21 dicembre 2018

21.12.18

Concordato ATAC: la stretta finale!

L'altro ieri si è tenuta la prima assemblea di tutti coloro a cui ATAC deve dei soldi: è dunque iniziata la fase piú importante del piano di salvataggio di ATAC



Ma vediamo anzitutto di capire il significato di questa assemblea e di tutte quelle che si terranno fino al 9 di gennaio: 1200 creditori di atac (che rientrano nel piano di concordato preventivo fallimentare) sono chiamati a votare e a decidere le sorti di atac oltre che del piano di salvataggio stesso.


Votare sì di fatto significa accettare un compenso inferiore al dovuto in tempi relativamente brevi (entro il 2019 i creditori privilegiati e entro il 2022 il 30% dei restanti creditori 'chirografari'), di credere in ATAC e di permetterle di non chiudere i battenti causa fallimento.

Votare no significa invece amministrazione controllata per ATAC, la nomina di un commissario fallimentare che dovrà cercare di vendere il vendibile dell'azienda per rimborsare tutti i debiti.


Dai risultati della votazione poi si vedrà se i giudici di piazzale Clodio vedranno se sarà il caso di far naufragare i sogni dell'amministratore delegato di ATAC, Paolo Simioni, e del relativo progetto di risanamento della giunta pentastellata. Attualmente tutti si dichiarano ottimisti ma la lista (e la partita) è lunga.

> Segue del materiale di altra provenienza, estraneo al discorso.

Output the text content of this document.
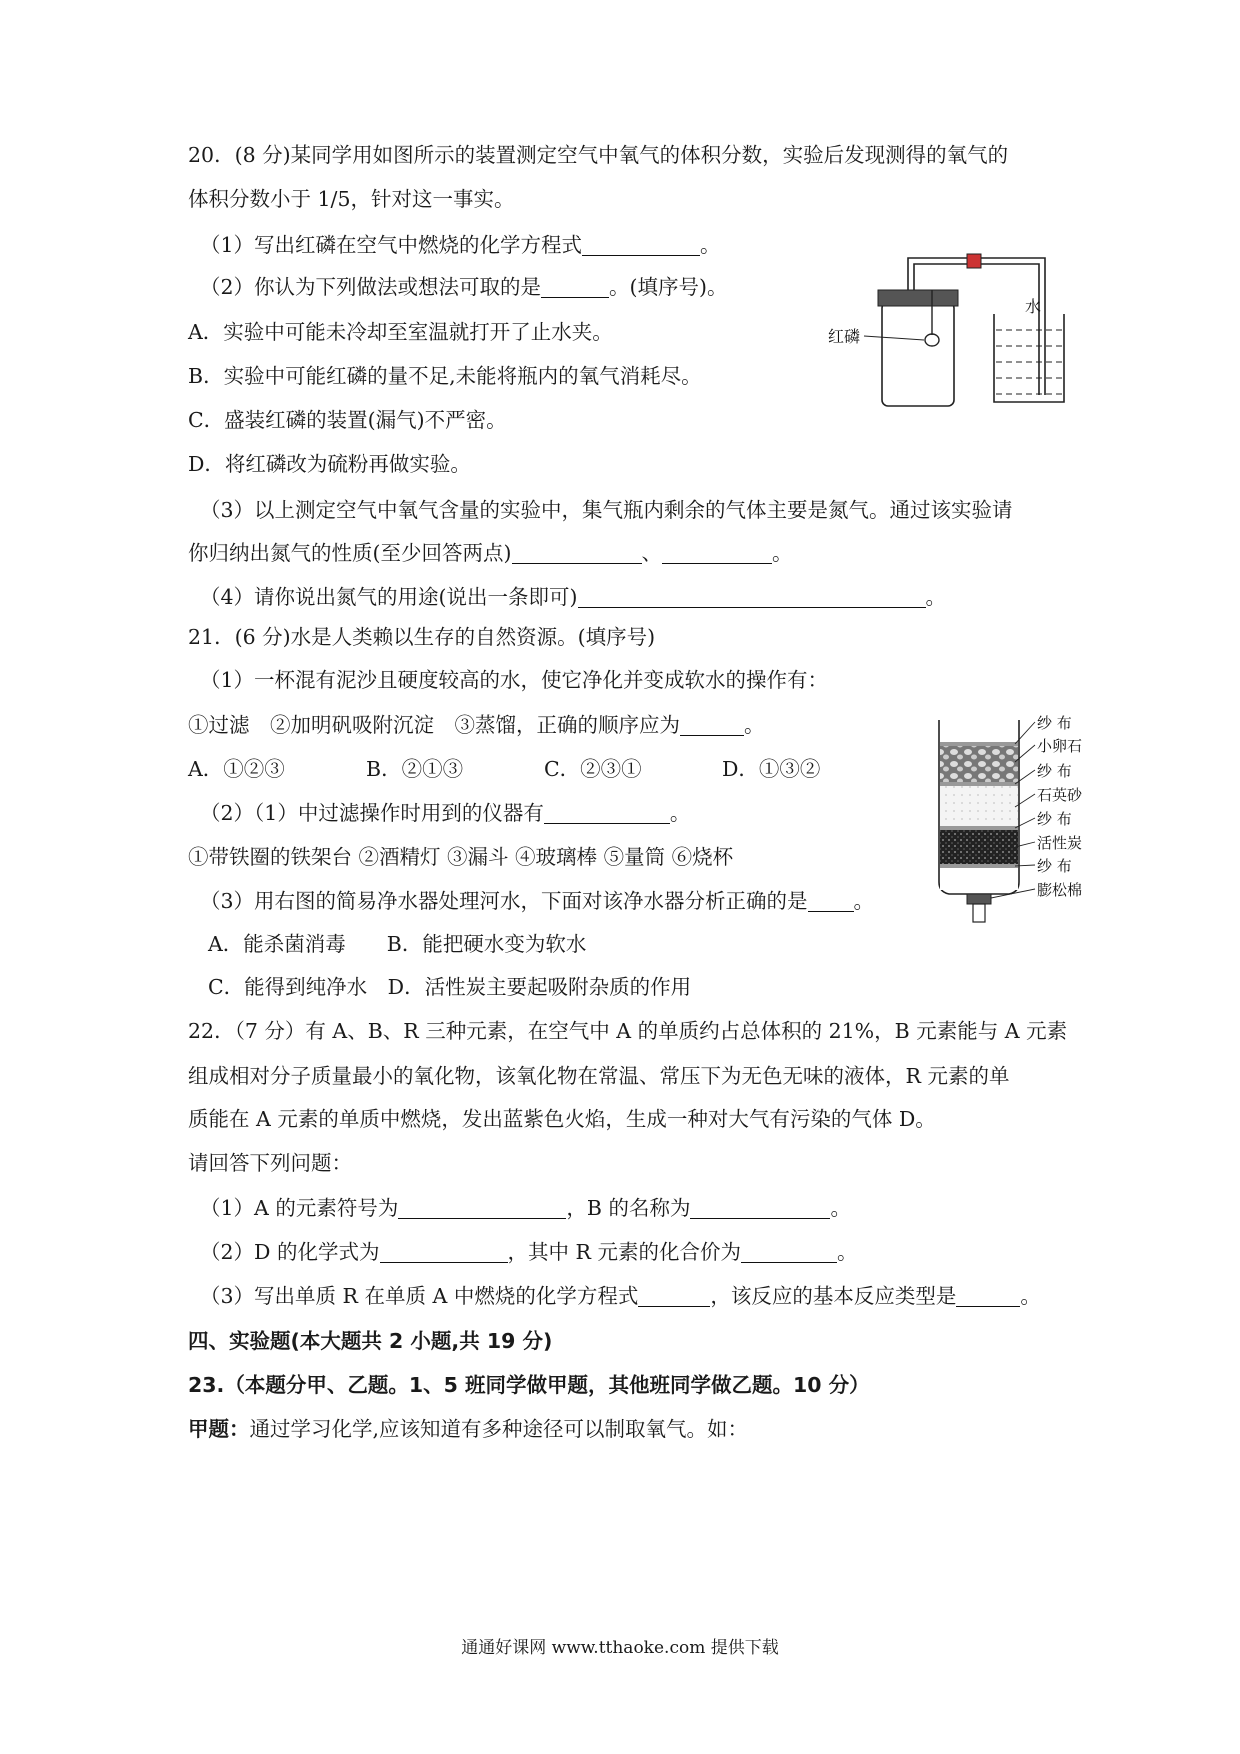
20．(8 分)某同学用如图所示的装置测定空气中氧气的体积分数，实验后发现测得的氧气的
体积分数小于 1/5，针对这一事实。
（1）写出红磷在空气中燃烧的化学方程式	。
（2）你认为下列做法或想法可取的是	。(填序号)。
A．实验中可能未冷却至室温就打开了止水夹。
B．实验中可能红磷的量不足,未能将瓶内的氧气消耗尽。
C．盛装红磷的装置(漏气)不严密。
D．将红磷改为硫粉再做实验。
（3）以上测定空气中氧气含量的实验中，集气瓶内剩余的气体主要是氮气。通过该实验请
你归纳出氮气的性质(至少回答两点)	、	。
（4）请你说出氮气的用途(说出一条即可)	。
红磷
水
21．(6 分)水是人类赖以生存的自然资源。(填序号)
（1）一杯混有泥沙且硬度较高的水，使它净化并变成软水的操作有：
①过滤　②加明矾吸附沉淀　③蒸馏，正确的顺序应为	。
A．①②③	B．②①③	C．②③①	D．①③②
（2）（1）中过滤操作时用到的仪器有	。
①带铁圈的铁架台 ②酒精灯 ③漏斗 ④玻璃棒 ⑤量筒 ⑥烧杯
（3）用右图的简易净水器处理河水，下面对该净水器分析正确的是 。
A．能杀菌消毒　　B．能把硬水变为软水
C．能得到纯净水　D．活性炭主要起吸附杂质的作用
纱 布
小卵石
纱 布
石英砂
纱 布
活性炭
纱 布
膨松棉
22．（7 分）有 A、B、R 三种元素，在空气中 A 的单质约占总体积的 21%，B 元素能与 A 元素
组成相对分子质量最小的氧化物，该氧化物在常温、常压下为无色无味的液体，R 元素的单
质能在 A 元素的单质中燃烧，发出蓝紫色火焰，生成一种对大气有污染的气体 D。
请回答下列问题：
（1）A 的元素符号为	，B 的名称为	。
（2）D 的化学式为	，其中 R 元素的化合价为	。
（3）写出单质 R 在单质 A 中燃烧的化学方程式	，该反应的基本反应类型是	。
四、实验题(本大题共 2 小题,共 19 分)
23.（本题分甲、乙题。1、5 班同学做甲题，其他班同学做乙题。10 分）
甲题：通过学习化学,应该知道有多种途径可以制取氧气。如：
通通好课网 www.tthaoke.com 提供下载
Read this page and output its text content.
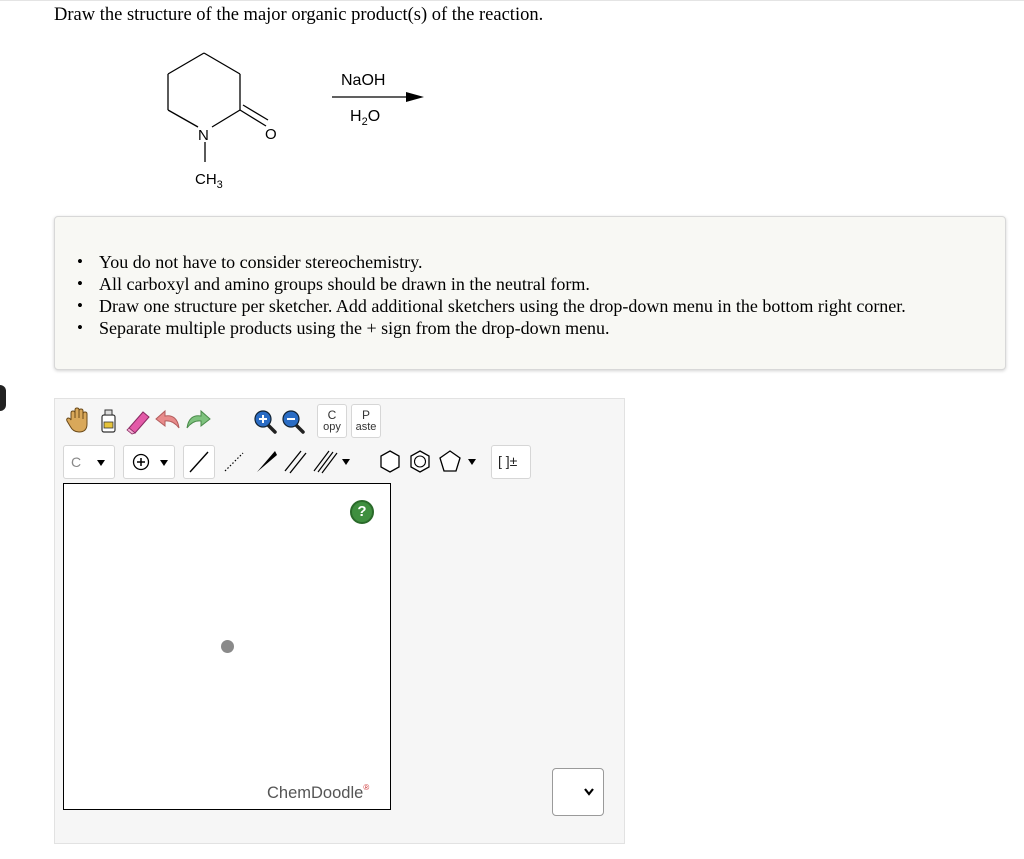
Draw the structure of the major organic product(s) of the reaction.
N	O
$CH_3$
NaOH
$H_2O$
• You do not have to consider stereochemistry.
• All carboxyl and amino groups should be drawn in the neutral form.
• Draw one structure per sketcher. Add additional sketchers using the drop-down menu in the bottom right corner.
• Separate multiple products using the + sign from the drop-down menu.
C
opy
P
aste
C	[ ]±
?
ChemDoodle®
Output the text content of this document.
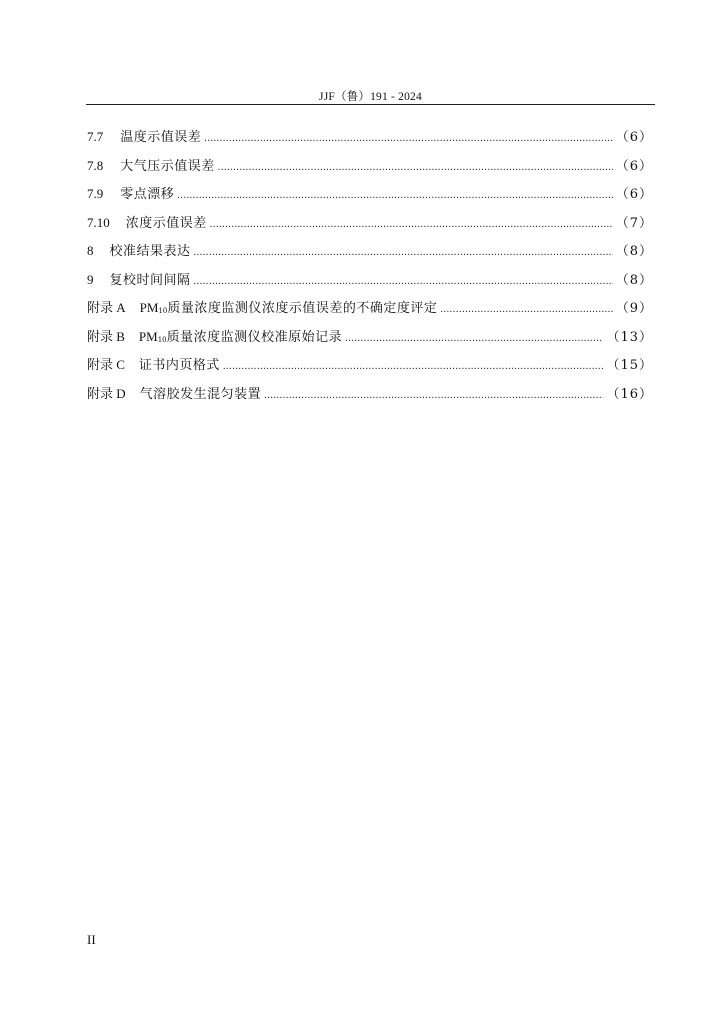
JJF（鲁）191 - 2024
7.7 温度示值误差 .....	（6）
7.8 大气压示值误差 .....	（6）
7.9 零点漂移 .....	（6）
7.10 浓度示值误差 .....	（7）
8 校准结果表达 .....	（8）
9 复校时间间隔 .....	（8）
附录 A PM10质量浓度监测仪浓度示值误差的不确定度评定 .....	（9）
附录 B PM10质量浓度监测仪校准原始记录 .....	（13）
附录 C 证书内页格式 .....	（15）
附录 D 气溶胶发生混匀装置 .....	（16）
II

Tra chi non è ammesso al voto ci siamo tutti noi cittadini romani: sebbene il comune di Roma sia uno dei creditori piú importanti nei confronti di ATAC, la giunta pentastellata ha deciso di mettere in coda il Comune di Roma. Ma non siamo solo noi gli esclusi: ci sono anche tutti coloro che non hanno mai ricevuto il rimborso dei biglietti e dei soldi che qualche macchinetta automatica mezza rotta in giro nella capitale ha trattenuto; per loro la proposta di ATAC di metterli in coda come il comune di Roma è stata accettata dai giudici.


Ma andiamo a conoscere alcuni dei creditori chiamati al voto, grazie ad un articolo di Ilaria Sacchettoni del corriere della sera, edizione romana, che è andata alla prima riunione a vedere che aria tira.

C'è il piccolo proprietario del Bar Lepanto dove i dipendenti Atac hanno consumato (senza pagare) caffè per 989mila euro, c'è Unicredit a cui ATAC deve decine di milioni di euro, c'è l'Ansaldo in attesa di 3 milioni e 600mila euro, ma c'è anche il pennellificio Bagnoli che deve avere 198 euro. Ci sono poi enti locali, la Regione Lazio, aziende come Trenitalia e Cotral che costituiscono il famoso consorzio Metrebus a cui ATAC deve parecchi soldi.


Una lista variegata: consulenti, operai, autisti, pasticceri, imprese di software, cartolerie, vigilantes, pubblicitari, garagisti, manutentori. Euro dopo euro verranno passati in rassegna tutti: grandi e piccoli imprenditori, rappresentanti di piccole imprese e legali di grandi aziende come ad esempio Telecom Italia a cui ATAC deve qualcosa come 8 milioni di euro.

Tutti verranno  interpellati e a tutti verrà chiesto di dar fiducia ad una azienda che, dicono, sia cambiata. Nel frattempo c'è chi si è visto costretto a licenziare personale a causa dei troppi debiti e chi è stato salvato dal fallimento grazie a generosi soci stranieri. La maggior parte degli intervistati è propensa per votare si, accettare cioè il male minore e recuperare rapidamente i soldi. C'è chi è propenso per l'astensione ma anche chi ha annunciato di votare no perchè pensa che l'operazione concordato sia una grande presa in giro e che in ATAC sostanzialmente non è cambiato nulla.